A prime example, Alaskan king crab is completely different than Florida stone crab. There is even a difference in flavor and texture between Florida and New England stone crab claws even though they appear so similar. But the most significant distinction of the crab claw is between fresh or decayed. Both are dead, but for how long have they been dead and how were the handled upon death. Walking the Florida beach the other day, I found a beautiful, almost petrified, sun bleached stone crab claw. Instantly, my mouth began to water for the fresh caught, cold on ice, full of flavor and still dripping from the ocean salt water Varietal. These are an average price of 18.00 for a half pound, even in the local restaurants. What to do? Well, there is a secret I discovered several years ago….. There’s the guy!!

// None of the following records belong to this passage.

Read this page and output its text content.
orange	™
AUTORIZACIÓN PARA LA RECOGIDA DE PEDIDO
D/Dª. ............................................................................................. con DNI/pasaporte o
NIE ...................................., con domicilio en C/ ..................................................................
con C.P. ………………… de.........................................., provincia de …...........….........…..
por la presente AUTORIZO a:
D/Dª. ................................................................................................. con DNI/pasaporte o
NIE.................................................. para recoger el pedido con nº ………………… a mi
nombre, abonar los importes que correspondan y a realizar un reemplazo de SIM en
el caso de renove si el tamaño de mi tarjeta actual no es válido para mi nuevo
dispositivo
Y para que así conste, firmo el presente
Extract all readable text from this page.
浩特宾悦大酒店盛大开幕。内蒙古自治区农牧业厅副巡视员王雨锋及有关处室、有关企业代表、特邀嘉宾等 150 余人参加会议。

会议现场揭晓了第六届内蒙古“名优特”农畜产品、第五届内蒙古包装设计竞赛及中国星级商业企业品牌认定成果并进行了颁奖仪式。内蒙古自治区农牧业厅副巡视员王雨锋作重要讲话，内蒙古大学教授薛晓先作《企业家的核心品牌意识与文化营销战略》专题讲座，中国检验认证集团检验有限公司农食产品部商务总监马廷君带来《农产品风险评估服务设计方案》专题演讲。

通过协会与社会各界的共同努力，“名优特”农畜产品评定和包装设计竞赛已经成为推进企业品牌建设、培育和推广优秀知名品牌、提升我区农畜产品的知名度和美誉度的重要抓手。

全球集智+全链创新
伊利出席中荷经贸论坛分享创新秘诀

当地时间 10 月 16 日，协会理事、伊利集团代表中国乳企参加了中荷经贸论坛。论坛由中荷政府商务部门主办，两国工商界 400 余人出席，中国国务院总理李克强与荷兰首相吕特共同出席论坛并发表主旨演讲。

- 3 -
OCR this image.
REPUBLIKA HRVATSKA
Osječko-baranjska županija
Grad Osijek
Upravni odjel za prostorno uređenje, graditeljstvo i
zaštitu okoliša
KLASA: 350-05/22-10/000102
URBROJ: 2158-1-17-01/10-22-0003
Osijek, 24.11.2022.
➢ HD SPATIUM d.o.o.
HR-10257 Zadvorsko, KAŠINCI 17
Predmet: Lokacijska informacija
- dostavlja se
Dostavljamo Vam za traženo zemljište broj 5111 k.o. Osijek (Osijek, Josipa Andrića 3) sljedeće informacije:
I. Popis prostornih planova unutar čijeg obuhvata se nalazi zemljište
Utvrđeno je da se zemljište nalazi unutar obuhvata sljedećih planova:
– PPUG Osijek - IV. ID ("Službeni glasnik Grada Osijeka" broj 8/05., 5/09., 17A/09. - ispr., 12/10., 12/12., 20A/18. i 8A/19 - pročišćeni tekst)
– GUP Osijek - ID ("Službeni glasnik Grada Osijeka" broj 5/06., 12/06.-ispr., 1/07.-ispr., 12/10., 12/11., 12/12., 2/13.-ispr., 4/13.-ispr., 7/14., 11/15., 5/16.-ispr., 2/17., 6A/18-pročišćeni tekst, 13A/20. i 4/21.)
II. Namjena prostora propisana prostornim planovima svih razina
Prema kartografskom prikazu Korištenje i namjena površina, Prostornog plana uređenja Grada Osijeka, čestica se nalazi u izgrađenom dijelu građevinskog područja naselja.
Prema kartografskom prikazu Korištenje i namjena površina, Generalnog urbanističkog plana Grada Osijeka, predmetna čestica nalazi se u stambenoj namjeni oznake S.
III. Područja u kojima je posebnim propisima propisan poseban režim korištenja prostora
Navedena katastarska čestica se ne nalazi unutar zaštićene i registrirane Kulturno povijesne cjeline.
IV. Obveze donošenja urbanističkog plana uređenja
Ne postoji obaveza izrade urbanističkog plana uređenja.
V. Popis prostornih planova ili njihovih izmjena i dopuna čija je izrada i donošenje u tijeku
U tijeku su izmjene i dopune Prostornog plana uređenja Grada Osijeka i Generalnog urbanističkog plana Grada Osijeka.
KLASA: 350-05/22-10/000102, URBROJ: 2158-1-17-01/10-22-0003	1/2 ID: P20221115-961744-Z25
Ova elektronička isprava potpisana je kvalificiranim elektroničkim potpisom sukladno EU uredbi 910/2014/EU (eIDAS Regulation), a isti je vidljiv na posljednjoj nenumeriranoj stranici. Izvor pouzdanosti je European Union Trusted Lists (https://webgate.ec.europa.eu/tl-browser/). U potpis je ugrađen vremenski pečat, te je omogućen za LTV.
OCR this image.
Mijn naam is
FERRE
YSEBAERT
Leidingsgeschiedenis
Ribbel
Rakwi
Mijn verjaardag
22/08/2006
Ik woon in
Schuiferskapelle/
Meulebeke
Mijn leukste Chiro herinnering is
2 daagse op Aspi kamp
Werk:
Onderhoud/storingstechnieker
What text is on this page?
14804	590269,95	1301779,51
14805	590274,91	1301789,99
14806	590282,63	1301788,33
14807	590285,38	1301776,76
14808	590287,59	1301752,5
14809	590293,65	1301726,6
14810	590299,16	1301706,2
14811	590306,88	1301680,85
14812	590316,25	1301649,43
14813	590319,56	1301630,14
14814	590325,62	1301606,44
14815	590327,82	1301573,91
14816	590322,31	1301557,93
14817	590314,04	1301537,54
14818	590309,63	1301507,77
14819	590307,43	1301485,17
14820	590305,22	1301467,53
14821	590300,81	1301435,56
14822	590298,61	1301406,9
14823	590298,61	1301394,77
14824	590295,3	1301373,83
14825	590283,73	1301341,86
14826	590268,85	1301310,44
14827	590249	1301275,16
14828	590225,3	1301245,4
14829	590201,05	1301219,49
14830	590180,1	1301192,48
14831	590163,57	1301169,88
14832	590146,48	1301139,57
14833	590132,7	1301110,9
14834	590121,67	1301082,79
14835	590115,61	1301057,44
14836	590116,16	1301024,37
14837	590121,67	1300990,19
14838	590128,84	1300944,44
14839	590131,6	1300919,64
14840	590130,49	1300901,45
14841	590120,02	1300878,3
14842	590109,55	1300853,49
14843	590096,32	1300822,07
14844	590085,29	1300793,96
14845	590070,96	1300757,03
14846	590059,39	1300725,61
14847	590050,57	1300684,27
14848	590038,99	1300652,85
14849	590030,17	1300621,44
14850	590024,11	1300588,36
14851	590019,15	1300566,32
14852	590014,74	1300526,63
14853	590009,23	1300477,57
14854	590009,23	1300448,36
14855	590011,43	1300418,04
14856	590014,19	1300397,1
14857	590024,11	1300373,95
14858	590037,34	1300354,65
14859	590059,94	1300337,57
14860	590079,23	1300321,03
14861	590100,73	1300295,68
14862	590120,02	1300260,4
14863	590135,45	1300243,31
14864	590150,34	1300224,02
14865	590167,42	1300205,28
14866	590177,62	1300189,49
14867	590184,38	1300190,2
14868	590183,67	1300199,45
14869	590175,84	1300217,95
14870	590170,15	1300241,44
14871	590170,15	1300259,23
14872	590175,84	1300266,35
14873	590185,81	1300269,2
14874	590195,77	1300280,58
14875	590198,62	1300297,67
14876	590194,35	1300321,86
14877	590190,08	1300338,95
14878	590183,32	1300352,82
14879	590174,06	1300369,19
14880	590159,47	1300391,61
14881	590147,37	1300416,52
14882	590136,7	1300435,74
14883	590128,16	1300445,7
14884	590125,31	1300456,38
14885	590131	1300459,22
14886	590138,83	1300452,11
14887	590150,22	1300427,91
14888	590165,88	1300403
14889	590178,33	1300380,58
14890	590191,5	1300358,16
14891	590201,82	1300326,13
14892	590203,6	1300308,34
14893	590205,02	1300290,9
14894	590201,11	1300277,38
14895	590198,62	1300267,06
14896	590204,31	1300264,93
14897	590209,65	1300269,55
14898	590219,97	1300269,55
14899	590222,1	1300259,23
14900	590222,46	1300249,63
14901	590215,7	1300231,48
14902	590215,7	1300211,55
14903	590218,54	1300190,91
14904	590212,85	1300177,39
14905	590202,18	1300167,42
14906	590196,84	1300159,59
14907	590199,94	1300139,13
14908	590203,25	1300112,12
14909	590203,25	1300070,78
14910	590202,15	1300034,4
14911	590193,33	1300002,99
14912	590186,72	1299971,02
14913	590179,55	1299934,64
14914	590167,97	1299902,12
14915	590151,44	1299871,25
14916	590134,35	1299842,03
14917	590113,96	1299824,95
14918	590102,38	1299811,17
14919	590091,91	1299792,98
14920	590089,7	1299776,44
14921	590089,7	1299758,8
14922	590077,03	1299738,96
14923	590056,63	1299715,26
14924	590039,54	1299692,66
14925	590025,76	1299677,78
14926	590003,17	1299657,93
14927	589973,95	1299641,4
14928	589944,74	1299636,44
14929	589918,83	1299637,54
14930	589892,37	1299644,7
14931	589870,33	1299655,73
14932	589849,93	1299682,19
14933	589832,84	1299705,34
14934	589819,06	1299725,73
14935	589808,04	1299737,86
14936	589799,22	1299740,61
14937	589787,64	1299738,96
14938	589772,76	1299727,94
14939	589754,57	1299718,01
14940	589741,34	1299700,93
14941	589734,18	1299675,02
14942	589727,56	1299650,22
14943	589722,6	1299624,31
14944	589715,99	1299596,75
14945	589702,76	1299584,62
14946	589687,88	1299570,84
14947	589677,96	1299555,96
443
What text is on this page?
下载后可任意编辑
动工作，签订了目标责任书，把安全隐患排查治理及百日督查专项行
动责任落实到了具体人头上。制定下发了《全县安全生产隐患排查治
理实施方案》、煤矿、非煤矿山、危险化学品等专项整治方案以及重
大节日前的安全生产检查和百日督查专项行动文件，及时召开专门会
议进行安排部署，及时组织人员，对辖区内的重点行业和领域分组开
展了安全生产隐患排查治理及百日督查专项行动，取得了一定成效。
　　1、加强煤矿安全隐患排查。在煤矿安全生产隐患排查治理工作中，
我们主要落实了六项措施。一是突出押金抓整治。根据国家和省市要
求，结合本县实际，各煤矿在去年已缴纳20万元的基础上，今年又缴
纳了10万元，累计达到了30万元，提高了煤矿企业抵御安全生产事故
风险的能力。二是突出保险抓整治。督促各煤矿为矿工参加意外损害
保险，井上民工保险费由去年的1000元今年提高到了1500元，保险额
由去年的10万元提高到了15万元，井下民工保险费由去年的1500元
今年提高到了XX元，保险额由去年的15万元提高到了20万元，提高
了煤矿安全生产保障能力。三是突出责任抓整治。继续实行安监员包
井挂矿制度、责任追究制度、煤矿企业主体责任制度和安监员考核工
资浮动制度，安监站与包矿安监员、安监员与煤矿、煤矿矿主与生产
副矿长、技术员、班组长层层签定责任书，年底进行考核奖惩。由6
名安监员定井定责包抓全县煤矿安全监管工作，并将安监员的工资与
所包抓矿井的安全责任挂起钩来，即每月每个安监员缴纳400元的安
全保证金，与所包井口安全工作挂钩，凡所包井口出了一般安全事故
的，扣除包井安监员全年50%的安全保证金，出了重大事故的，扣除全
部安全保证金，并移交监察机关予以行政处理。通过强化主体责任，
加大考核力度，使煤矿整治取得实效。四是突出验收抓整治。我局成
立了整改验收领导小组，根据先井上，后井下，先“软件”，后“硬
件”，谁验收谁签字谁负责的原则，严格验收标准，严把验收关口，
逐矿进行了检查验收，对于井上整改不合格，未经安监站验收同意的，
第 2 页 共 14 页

The crab claw guy. On Friday, Saturday and Sunday 11am until sold out a guy (or girl) pull up in a designated parking lot in their white pick-up truck, the open back is full of coolers of iced fresh Florida stone crabs. Some huge, some colossal, some medium large, a variety pack for 8.99 per pound! I’ll take six pound for my family of six, thinking that’s a ton. In my bathing suit after swimming in the ocean on a hot beachy day, I quietly and rhythmically crack the gorgeous claws. Spirting with ocean juice, I try to control how far they spit, but secretly I just love the smell. I crack the shells so all you have is a handle of claw to hold onto while your teeth scrap the luscious flesh.
No work for the eater, just crab. Garlic clarified butter, brandy mustard sauce and fresh lemon wedges are all one needs for the feast. It’s truly so treasured. Getting back to my encounter on the beach with the decomposed claw, “oh what a difference those little distinct details make, especially when we are talking food!”
Question to you is how do you like your crab?